Provide more configuration for avro extraction
Closed this issue · 3 comments
It would be good to expose more configuration to extract data for dbeam:
-
--fetchSize
:jdbcStatement
fetchSize
configuration -
--avroCodec
/--codecCompression
: configure avro codec
@labianchin The "ResultSet" section of the MySQL JDBC documentation suggests even the existing setFetchSize
is ignored unless ?useCursorFetch=true
was specified on the connection string.
Can dbeam be used to dump an entire MySQL database? I'm interested in dumping 20M+ tables (mysqldump --tab
output isn't 100% compatible with BigQuery CSV parser), and am interested in how to modify the SELECT * from <table>
to partition by the auto-increment primary key and run in parallel, which would hopefully also avoid any OOM related to fetchSize
.
@hienle-hps apologies for the late response.
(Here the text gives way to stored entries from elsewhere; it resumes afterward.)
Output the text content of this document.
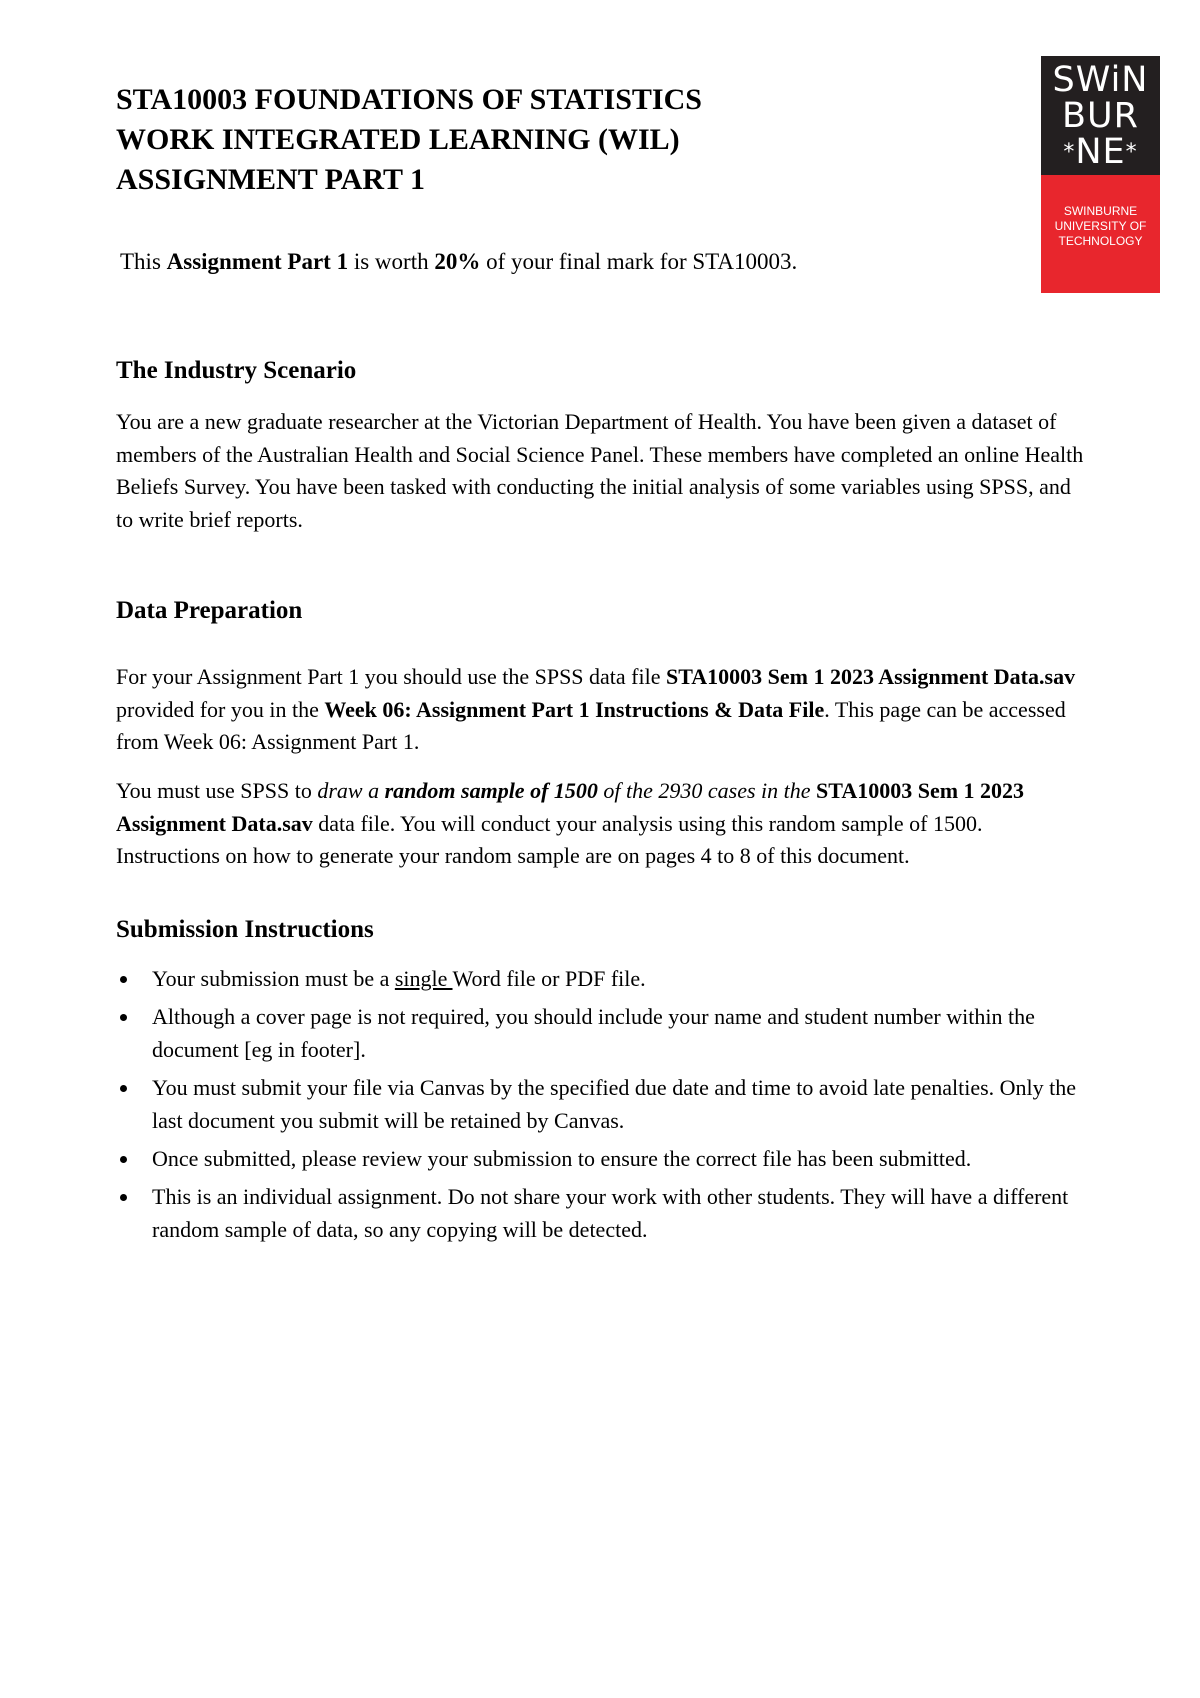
STA10003 FOUNDATIONS OF STATISTICS

WORK INTEGRATED LEARNING (WIL)

ASSIGNMENT PART 1

SWiN
BUR
*NE*
SWINBURNE
UNIVERSITY OF
TECHNOLOGY

This Assignment Part 1 is worth 20% of your final mark for STA10003.

The Industry Scenario

You are a new graduate researcher at the Victorian Department of Health. You have been given a dataset of members of the Australian Health and Social Science Panel. These members have completed an online Health Beliefs Survey. You have been tasked with conducting the initial analysis of some variables using SPSS, and to write brief reports.

Data Preparation

For your Assignment Part 1 you should use the SPSS data file STA10003 Sem 1 2023 Assignment Data.sav provided for you in the Week 06: Assignment Part 1 Instructions & Data File. This page can be accessed from Week 06: Assignment Part 1.

You must use SPSS to draw a random sample of 1500 of the 2930 cases in the STA10003 Sem 1 2023 Assignment Data.sav data file. You will conduct your analysis using this random sample of 1500. Instructions on how to generate your random sample are on pages 4 to 8 of this document.

Submission Instructions
Your submission must be a single Word file or PDF file.
Although a cover page is not required, you should include your name and student number within the document [eg in footer].
You must submit your file via Canvas by the specified due date and time to avoid late penalties. Only the last document you submit will be retained by Canvas.
Once submitted, please review your submission to ensure the correct file has been submitted.
This is an individual assignment. Do not share your work with other students. They will have a different random sample of data, so any copying will be detected.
I'm interested in dumping 20M+ tables
I don't think that would be a problem. We've been exporting 60M+ PSQL view with joins and 400M+ tables (with no joins).
am interested in how to modify the
SELECT * from <table>
to partition by the auto-increment primary key and run in parallel
There isn't automatic support for that yet. Sqoop does support that by running select max(id), min(id)
and partitioning by that. If you still want to run exports in parallel I suggest you create N views SELECT * FROM table WHERE id BETWEEN 1 AND 10000000
and N dbeam exports (one for each view.
which would hopefully also avoid any OOM related to fetchSize
DBeam should not run into OOM issues. Can you configure the database connection to do ?useCursorFetch=true
as you described?
I ended up using the streaming value Integer.MIN_VALUE
to avoid the OOM, and kept the CloudSQL and small Dataflow instances in the same region/zone to minimize latency.